A weak Galerkin finite element method for the stokes equations

• Published in: Advances in computational mathematics Vol. 42; no. 1; pp. 155 - 174
• Main Authors: Wang, Junping, Ye, Xiu
• Format: Journal Article
• Language: English
• Published: New York Springer US 01.02.2016
• Subjects: Computational Mathematics and Numerical Analysis; Computational Science and Engineering; Mathematical and Computational Biology; Mathematical Modeling and Industrial Mathematics; Mathematics; Mathematics and Statistics; Visualization; 65N15; Secondary; The stokes equations; 35J50; 35B45; Polyhedral meshes; Primary; Weak Galerkin; Finite element methods; 76D07; 65N30
• ISSN: 1019-7168; 1572-9044
• DOI: 10.1007/s10444-015-9415-2

This paper introduces a weak Galerkin (WG) finite element method for the Stokes equations in the primal velocity-pressure formulation.

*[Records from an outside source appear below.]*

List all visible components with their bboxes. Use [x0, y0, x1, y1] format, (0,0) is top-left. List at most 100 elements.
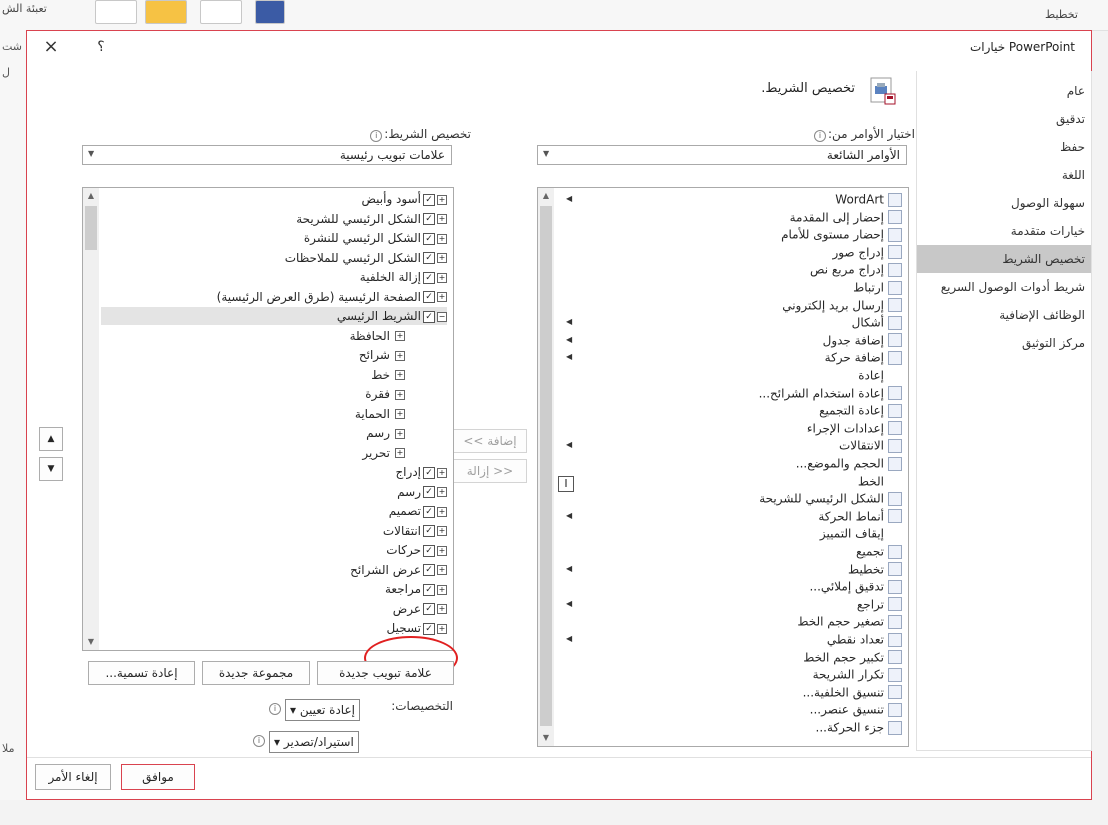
tab-checkbox[interactable]: ✓	[423, 525, 435, 537]
command-item[interactable]: إعدادات الإجراء	[807, 419, 902, 437]
nav-item[interactable]: حفظ	[917, 133, 1091, 161]
command-item[interactable]: تدقيق إملائي...	[809, 577, 902, 595]
command-item[interactable]: إضافة حركة	[825, 348, 902, 366]
tab-checkbox[interactable]: ✓	[423, 466, 435, 479]
expand-icon[interactable]: +	[437, 487, 447, 497]
tree-node[interactable]: + خط	[371, 366, 405, 384]
expand-icon[interactable]: +	[437, 272, 447, 283]
scroll-down-icon[interactable]: ▼	[83, 634, 99, 650]
tab-checkbox[interactable]: ✓	[423, 252, 435, 264]
scrollbar-thumb[interactable]	[85, 206, 97, 250]
command-item[interactable]: إعادة	[858, 366, 902, 384]
command-item[interactable]: إحضار مستوى للأمام	[781, 225, 902, 243]
command-item[interactable]: تخطيط	[848, 560, 902, 578]
ribbon-tree[interactable]: ▲ ▼ +✓أسود وأبيض +✓الشكل الرئيسي للشريحة +…	[82, 187, 454, 651]
command-item[interactable]: الحجم والموضع...	[796, 454, 902, 472]
expand-icon[interactable]: +	[395, 448, 405, 458]
command-item[interactable]: إرسال بريد إلكتروني	[782, 296, 902, 314]
expand-icon[interactable]: +	[437, 292, 447, 302]
tab-checkbox[interactable]: ✓	[423, 603, 435, 615]
commands-list[interactable]: ▲ ▼ I WordArt ◀ إحضار إلى المقدمة إحضار مست…	[537, 187, 909, 747]
expand-icon[interactable]: +	[395, 409, 405, 419]
command-item[interactable]: إدراج مربع نص	[810, 260, 902, 278]
tree-node[interactable]: −✓الشريط الرئيسي	[101, 307, 447, 325]
collapse-icon[interactable]: −	[437, 311, 447, 322]
tab-checkbox[interactable]: ✓	[423, 564, 435, 576]
tree-node[interactable]: + الحافظة	[350, 327, 405, 345]
ok-button[interactable]: موافق	[121, 764, 195, 790]
tree-node[interactable]: + فقرة	[365, 385, 405, 403]
expand-icon[interactable]: +	[437, 506, 447, 517]
tree-node[interactable]: +✓عرض الشرائح	[350, 561, 447, 579]
nav-item[interactable]: مركز التوثيق	[917, 329, 1091, 357]
tree-node[interactable]: + الحماية	[355, 405, 405, 423]
tab-checkbox[interactable]: ✓	[423, 213, 435, 225]
nav-item[interactable]: تخصيص الشريط	[917, 245, 1091, 273]
expand-icon[interactable]: +	[437, 545, 447, 556]
command-item[interactable]: تكرار الشريحة	[813, 665, 902, 683]
command-item[interactable]: تنسيق الخلفية...	[803, 683, 902, 701]
nav-item[interactable]: تدقيق	[917, 105, 1091, 133]
tab-checkbox[interactable]: ✓	[423, 310, 435, 323]
nav-item[interactable]: الوظائف الإضافية	[917, 301, 1091, 329]
customize-ribbon-dropdown[interactable]: علامات تبويب رئيسية ▼	[82, 145, 452, 165]
expand-icon[interactable]: +	[437, 194, 447, 205]
ribbon-tree-scrollbar[interactable]: ▲ ▼	[83, 188, 99, 650]
command-item[interactable]: ارتباط	[853, 278, 902, 296]
expand-icon[interactable]: +	[395, 370, 405, 380]
tree-node[interactable]: +✓تسجيل	[387, 619, 447, 637]
command-item[interactable]: الخط	[858, 472, 902, 490]
tree-node[interactable]: + رسم	[366, 424, 405, 442]
tree-node[interactable]: +✓رسم	[397, 483, 447, 501]
command-item[interactable]: جزء الحركة...	[816, 718, 902, 736]
expand-icon[interactable]: +	[395, 389, 405, 400]
expand-icon[interactable]: +	[437, 253, 447, 263]
scroll-up-icon[interactable]: ▲	[538, 188, 554, 204]
tab-checkbox[interactable]: ✓	[423, 232, 435, 245]
tab-checkbox[interactable]: ✓	[423, 291, 435, 303]
nav-item[interactable]: اللغة	[917, 161, 1091, 189]
tree-node[interactable]: +✓إدراج	[395, 463, 447, 481]
expand-icon[interactable]: +	[395, 331, 405, 341]
scroll-down-icon[interactable]: ▼	[538, 730, 554, 746]
tab-checkbox[interactable]: ✓	[423, 622, 435, 635]
command-item[interactable]: تكبير حجم الخط	[803, 648, 902, 666]
command-item[interactable]: تراجع	[857, 595, 902, 613]
remove-button[interactable]: << إزالة	[453, 459, 527, 483]
command-item[interactable]: أشكال	[852, 313, 902, 331]
reset-dropdown[interactable]: إعادة تعيين ▾	[285, 699, 360, 721]
expand-icon[interactable]: +	[437, 584, 447, 595]
expand-icon[interactable]: +	[395, 428, 405, 439]
expand-icon[interactable]: +	[437, 623, 447, 634]
command-item[interactable]: الشكل الرئيسي للشريحة	[759, 489, 902, 507]
command-item[interactable]: تجميع	[856, 542, 902, 560]
tree-node[interactable]: +✓الشكل الرئيسي للملاحظات	[285, 249, 447, 267]
command-item[interactable]: أنماط الحركة	[818, 507, 902, 525]
nav-item[interactable]: شريط أدوات الوصول السريع	[917, 273, 1091, 301]
tree-node[interactable]: +✓الشكل الرئيسي للنشرة	[304, 229, 447, 247]
scrollbar-thumb[interactable]	[540, 206, 552, 726]
tab-checkbox[interactable]: ✓	[423, 583, 435, 596]
expand-icon[interactable]: +	[437, 526, 447, 536]
nav-item[interactable]: سهولة الوصول	[917, 189, 1091, 217]
expand-icon[interactable]: +	[437, 604, 447, 614]
expand-icon[interactable]: +	[437, 565, 447, 575]
new-group-button[interactable]: مجموعة جديدة	[202, 661, 310, 685]
command-item[interactable]: إعادة استخدام الشرائح...	[759, 384, 902, 402]
help-icon[interactable]: ؟	[91, 35, 111, 59]
tab-checkbox[interactable]: ✓	[423, 271, 435, 284]
cancel-button[interactable]: إلغاء الأمر	[35, 764, 111, 790]
command-item[interactable]: تنسيق عنصر...	[810, 700, 902, 718]
move-up-button[interactable]: ▲	[39, 427, 63, 451]
command-item[interactable]: إدراج صور	[832, 243, 902, 261]
tree-node[interactable]: +✓تصميم	[389, 502, 447, 520]
tree-node[interactable]: +✓إزالة الخلفية	[360, 268, 447, 286]
tab-checkbox[interactable]: ✓	[423, 486, 435, 498]
rename-button[interactable]: إعادة تسمية...	[88, 661, 195, 685]
expand-icon[interactable]: +	[395, 350, 405, 361]
tree-node[interactable]: +✓مراجعة	[385, 580, 447, 598]
command-item[interactable]: إضافة جدول	[823, 331, 902, 349]
tree-node[interactable]: +✓الصفحة الرئيسية (طرق العرض الرئيسية)	[217, 288, 447, 306]
close-icon[interactable]: ×	[39, 35, 63, 59]
expand-icon[interactable]: +	[437, 467, 447, 478]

This WG method is equipped with stable finite elements consisting of usual polynomials of degree k ≥1 for the velocity and polynomials of degree k −1 for the pressure, both are discontinuous. The velocity element is enhanced by polynomials of degree k −1 on the interface of the finite element partition. All the finite element functions are discontinuous for which the usual gradient and divergence operators are implemented as distributions in properly-defined spaces. Optimal-order error estimates are established for the corresponding numerical approximation in various norms. It must be emphasized that the WG finite element method is designed on finite element partitions consisting of arbitrary shape of polygons or polyhedra which are shape regular.